Georges Marchais was the manager of the PCF as its influence was eclipsed by events. In 1985, Moscow took a decisive turn towards liberalization and in 1989 East Berliners knocked down the wall dividing the city. In 1991, the PC-USSR effectively ceased to exist.

Some people might argue that the world's communist movement was destroyed by Hollywood; if one can accept the idea that communist leaders were actual believers in Ronald Reagan's 'Star Wars' proposal.

However, the reason is probably more fundamental. Non-communist France could afford to export wheat to Russia - it is doubtful that the reverse could have ever been true under Communist management.

Ciao, comrade.

Jospinomania!

France's Socialist Party is having its party congress in Brest this weekend and the pinkos are celebrating it with a show called 'Jospinomania!'

This show is as unlikely as its name. For lo! and behold! - France has a popular Prime Minister. How rare! Sixty percent of the French says they have confidence in Lionel Jospin.

Amazingly, 40 even percent believe he governs France - as opposed to merely being its present manager. This Libe- Jospinomania recent polling is, of course, based on a sample of about 1,000 people over 18 - of whom probably not more than 10 percent have read the country's constitution entirely.

The last Prime Minister, Alain Juppé, who is mayor of Bordeaux - rarely had popularity ratings of over 30 percent after his first few months in office. Mr. Juppé was on TV last week, looking very laid back; possibly because the madness of Beaujolais Nouveau is celebrated elsewhere.

This is Libération's front page for Friday. With it, the first public use of the word 'Jospinomania' and probably not the last.

Robert Hue, general secretary of the PCF, made a blitz passage, to salute the 'brother party.' Lionel Jospin seems to have taken complete control of the Socialist Party, which is united for once - and in power.

Jospino and/or jospiniste, the party congress nevertheless finished with the 'Marseillaise.'

Jacques Chirac: 'No Comment'

In the face of a long weekend of Jospinomania! in France, the President of the Republic has decided to visit Guiana in South America; from where he could say, 'No comment' when asked silly questions about Jospinomania!

Between last weekend's visit to promote Francomania in Hanoi, Mr.
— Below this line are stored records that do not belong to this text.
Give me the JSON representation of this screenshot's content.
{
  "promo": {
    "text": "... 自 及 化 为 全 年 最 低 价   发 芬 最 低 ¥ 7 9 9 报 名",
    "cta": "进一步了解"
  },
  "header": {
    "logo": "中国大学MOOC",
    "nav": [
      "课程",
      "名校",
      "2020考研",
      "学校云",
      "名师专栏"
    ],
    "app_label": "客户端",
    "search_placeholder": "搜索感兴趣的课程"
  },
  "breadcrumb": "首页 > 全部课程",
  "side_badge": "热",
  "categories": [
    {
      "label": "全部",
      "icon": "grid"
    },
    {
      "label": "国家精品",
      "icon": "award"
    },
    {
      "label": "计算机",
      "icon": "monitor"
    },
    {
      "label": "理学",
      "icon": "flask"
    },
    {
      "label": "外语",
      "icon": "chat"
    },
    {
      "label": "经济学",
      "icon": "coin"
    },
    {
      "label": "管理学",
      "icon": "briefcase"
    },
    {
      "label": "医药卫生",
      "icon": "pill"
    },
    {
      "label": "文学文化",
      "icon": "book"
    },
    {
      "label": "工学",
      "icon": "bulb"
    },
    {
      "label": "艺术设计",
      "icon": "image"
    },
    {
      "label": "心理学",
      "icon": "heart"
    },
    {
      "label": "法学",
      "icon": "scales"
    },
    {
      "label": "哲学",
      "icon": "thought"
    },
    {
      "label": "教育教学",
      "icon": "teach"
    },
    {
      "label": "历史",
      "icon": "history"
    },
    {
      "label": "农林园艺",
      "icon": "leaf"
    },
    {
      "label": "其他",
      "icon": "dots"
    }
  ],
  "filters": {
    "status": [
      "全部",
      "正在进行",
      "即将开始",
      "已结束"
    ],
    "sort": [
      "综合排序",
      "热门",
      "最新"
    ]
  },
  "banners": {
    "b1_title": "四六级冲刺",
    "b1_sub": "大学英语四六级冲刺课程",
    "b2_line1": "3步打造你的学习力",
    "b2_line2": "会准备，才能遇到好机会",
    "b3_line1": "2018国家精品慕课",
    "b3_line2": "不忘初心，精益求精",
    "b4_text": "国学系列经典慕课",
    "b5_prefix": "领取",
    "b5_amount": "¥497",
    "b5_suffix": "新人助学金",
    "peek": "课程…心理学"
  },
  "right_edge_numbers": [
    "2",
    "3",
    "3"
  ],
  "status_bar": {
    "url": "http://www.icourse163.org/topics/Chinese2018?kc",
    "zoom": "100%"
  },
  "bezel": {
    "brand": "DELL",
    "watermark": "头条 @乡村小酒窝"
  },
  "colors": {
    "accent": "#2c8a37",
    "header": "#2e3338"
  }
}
Chirac has managed to squeeze in a visit to Luxembourg - taking a shot at the Socialist's proposed 35-hour week - and another to Salamanca, for a French-Spanish summit meeting. Next, he will go to the Côte d'Ivoire in Africa.
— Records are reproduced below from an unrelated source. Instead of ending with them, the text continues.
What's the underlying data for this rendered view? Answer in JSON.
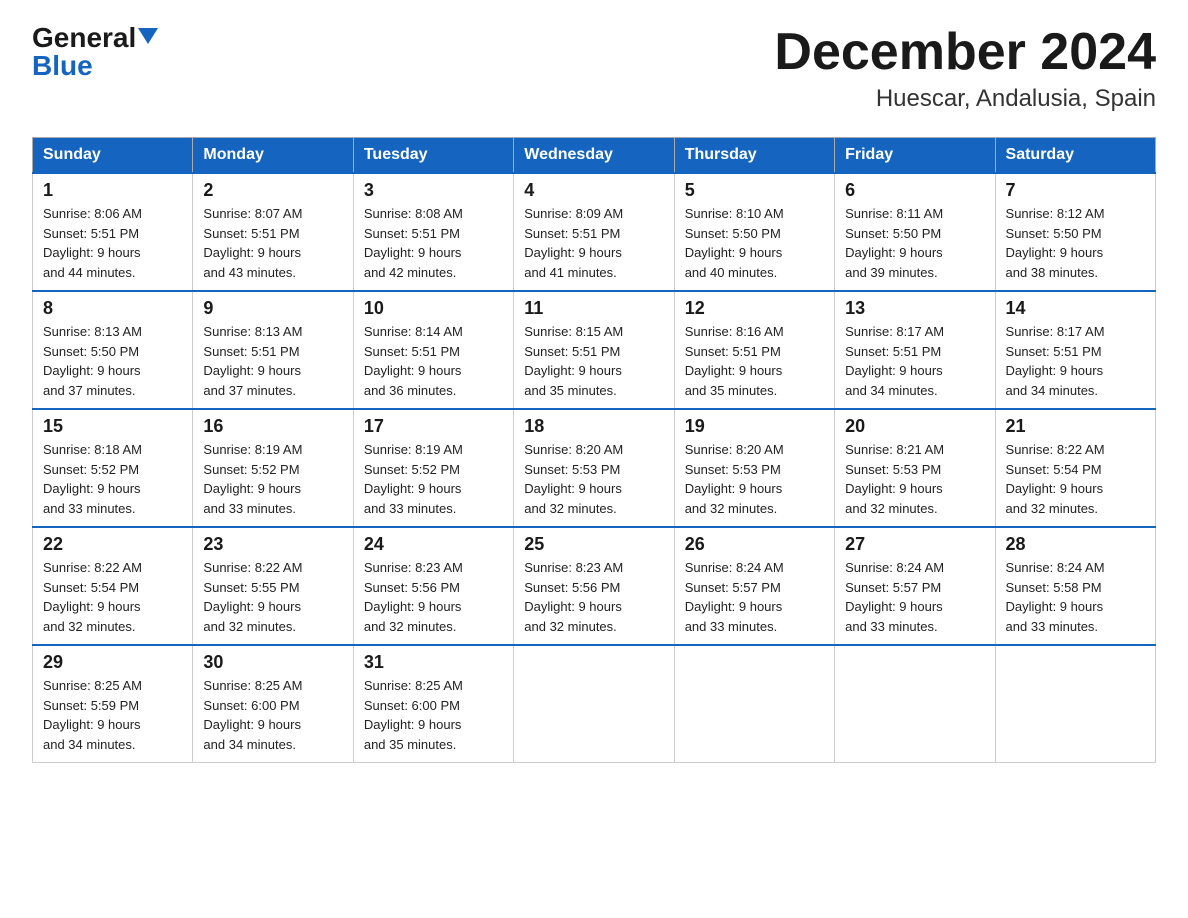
{
  "header": {
    "logo_general": "General",
    "logo_blue": "Blue",
    "title": "December 2024",
    "location": "Huescar, Andalusia, Spain"
  },
  "calendar": {
    "days_of_week": [
      "Sunday",
      "Monday",
      "Tuesday",
      "Wednesday",
      "Thursday",
      "Friday",
      "Saturday"
    ],
    "weeks": [
      [
        {
          "day": "1",
          "sunrise": "8:06 AM",
          "sunset": "5:51 PM",
          "daylight": "9 hours and 44 minutes."
        },
        {
          "day": "2",
          "sunrise": "8:07 AM",
          "sunset": "5:51 PM",
          "daylight": "9 hours and 43 minutes."
        },
        {
          "day": "3",
          "sunrise": "8:08 AM",
          "sunset": "5:51 PM",
          "daylight": "9 hours and 42 minutes."
        },
        {
          "day": "4",
          "sunrise": "8:09 AM",
          "sunset": "5:51 PM",
          "daylight": "9 hours and 41 minutes."
        },
        {
          "day": "5",
          "sunrise": "8:10 AM",
          "sunset": "5:50 PM",
          "daylight": "9 hours and 40 minutes."
        },
        {
          "day": "6",
          "sunrise": "8:11 AM",
          "sunset": "5:50 PM",
          "daylight": "9 hours and 39 minutes."
        },
        {
          "day": "7",
          "sunrise": "8:12 AM",
          "sunset": "5:50 PM",
          "daylight": "9 hours and 38 minutes."
        }
      ],
      [
        {
          "day": "8",
          "sunrise": "8:13 AM",
          "sunset": "5:50 PM",
          "daylight": "9 hours and 37 minutes."
        },
        {
          "day": "9",
          "sunrise": "8:13 AM",
          "sunset": "5:51 PM",
          "daylight": "9 hours and 37 minutes."
        },
        {
          "day": "10",
          "sunrise": "8:14 AM",
          "sunset": "5:51 PM",
          "daylight": "9 hours and 36 minutes."
        },
        {
          "day": "11",
          "sunrise": "8:15 AM",
          "sunset": "5:51 PM",
          "daylight": "9 hours and 35 minutes."
        },
        {
          "day": "12",
          "sunrise": "8:16 AM",
          "sunset": "5:51 PM",
          "daylight": "9 hours and 35 minutes."
        },
        {
          "day": "13",
          "sunrise": "8:17 AM",
          "sunset": "5:51 PM",
          "daylight": "9 hours and 34 minutes."
        },
        {
          "day": "14",
          "sunrise": "8:17 AM",
          "sunset": "5:51 PM",
          "daylight": "9 hours and 34 minutes."
        }
      ],
      [
        {
          "day": "15",
          "sunrise": "8:18 AM",
          "sunset": "5:52 PM",
          "daylight": "9 hours and 33 minutes."
        },
        {
          "day": "16",
          "sunrise": "8:19 AM",
          "sunset": "5:52 PM",
          "daylight": "9 hours and 33 minutes."
        },
        {
          "day": "17",
          "sunrise": "8:19 AM",
          "sunset": "5:52 PM",
          "daylight": "9 hours and 33 minutes."
        },
        {
          "day": "18",
          "sunrise": "8:20 AM",
          "sunset": "5:53 PM",
          "daylight": "9 hours and 32 minutes."
        },
        {
          "day": "19",
          "sunrise": "8:20 AM",
          "sunset": "5:53 PM",
          "daylight": "9 hours and 32 minutes."
        },
        {
          "day": "20",
          "sunrise": "8:21 AM",
          "sunset": "5:53 PM",
          "daylight": "9 hours and 32 minutes."
        },
        {
          "day": "21",
          "sunrise": "8:22 AM",
          "sunset": "5:54 PM",
          "daylight": "9 hours and 32 minutes."
        }
      ],
      [
        {
          "day": "22",
          "sunrise": "8:22 AM",
          "sunset": "5:54 PM",
          "daylight": "9 hours and 32 minutes."
        },
        {
          "day": "23",
          "sunrise": "8:22 AM",
          "sunset": "5:55 PM",
          "daylight": "9 hours and 32 minutes."
        },
        {
          "day": "24",
          "sunrise": "8:23 AM",
          "sunset": "5:56 PM",
          "daylight": "9 hours and 32 minutes."
        },
        {
          "day": "25",
          "sunrise": "8:23 AM",
          "sunset": "5:56 PM",
          "daylight": "9 hours and 32 minutes."
        },
        {
          "day": "26",
          "sunrise": "8:24 AM",
          "sunset": "5:57 PM",
          "daylight": "9 hours and 33 minutes."
        },
        {
          "day": "27",
          "sunrise": "8:24 AM",
          "sunset": "5:57 PM",
          "daylight": "9 hours and 33 minutes."
        },
        {
          "day": "28",
          "sunrise": "8:24 AM",
          "sunset": "5:58 PM",
          "daylight": "9 hours and 33 minutes."
        }
      ],
      [
        {
          "day": "29",
          "sunrise": "8:25 AM",
          "sunset": "5:59 PM",
          "daylight": "9 hours and 34 minutes."
        },
        {
          "day": "30",
          "sunrise": "8:25 AM",
          "sunset": "6:00 PM",
          "daylight": "9 hours and 34 minutes."
        },
        {
          "day": "31",
          "sunrise": "8:25 AM",
          "sunset": "6:00 PM",
          "daylight": "9 hours and 35 minutes."
        },
        null,
        null,
        null,
        null
      ]
    ]
  }
}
The French press displays an odd characteristic when the head of government is of one party and the Prime Minister is of another. For as long at it lasts, the press endlessly questions 'whether it is working,' as if it is an extremely extraordinary situation.

Since the two men seldom engage in fisticuffs, the press spends its time quoting spokesmen who say 'nothing is happening' 756 different ways. I can honestly report that I do not think Mr. Chirac passes his time riding in airplanes, listening to how 'Chiracomania' rolls off his tongue.

Crime Watch: Garment District Swindlers

Early Tuesday morning, 300 police agents swept into Paris' Sentier garment district and rounded up about 72 owners of businesses in the area, and also a few others in the Nice and Metz areas.

The dawn raid was the result of a Police-Judciaire investigation going back to July. The two prosecuting judges on the case are investigating something like 750 companies for organized fraud, fencing and swindle.

Of these, 300 are suspected of active fraud, with a hard core of 55; but untangling the purely fantom ones from the real will be a major task.

Investigators believe that at least 370,036,900 francs has been bilked from no less than 17 banks; many of them major institutions. Estimates of the amounts lost range up to a billion francs.

It was all done with paper. Buyers - of clothing for example - would give a bank paper to manufacturers, which guarantees payment on delivery of goods. With this paper, the manufacturer ccould get an advance from the bank. However, if no goods were manufactured and when the banks went looking for the money they've advanced, there is also no mnufacturer - then the bank has been taken.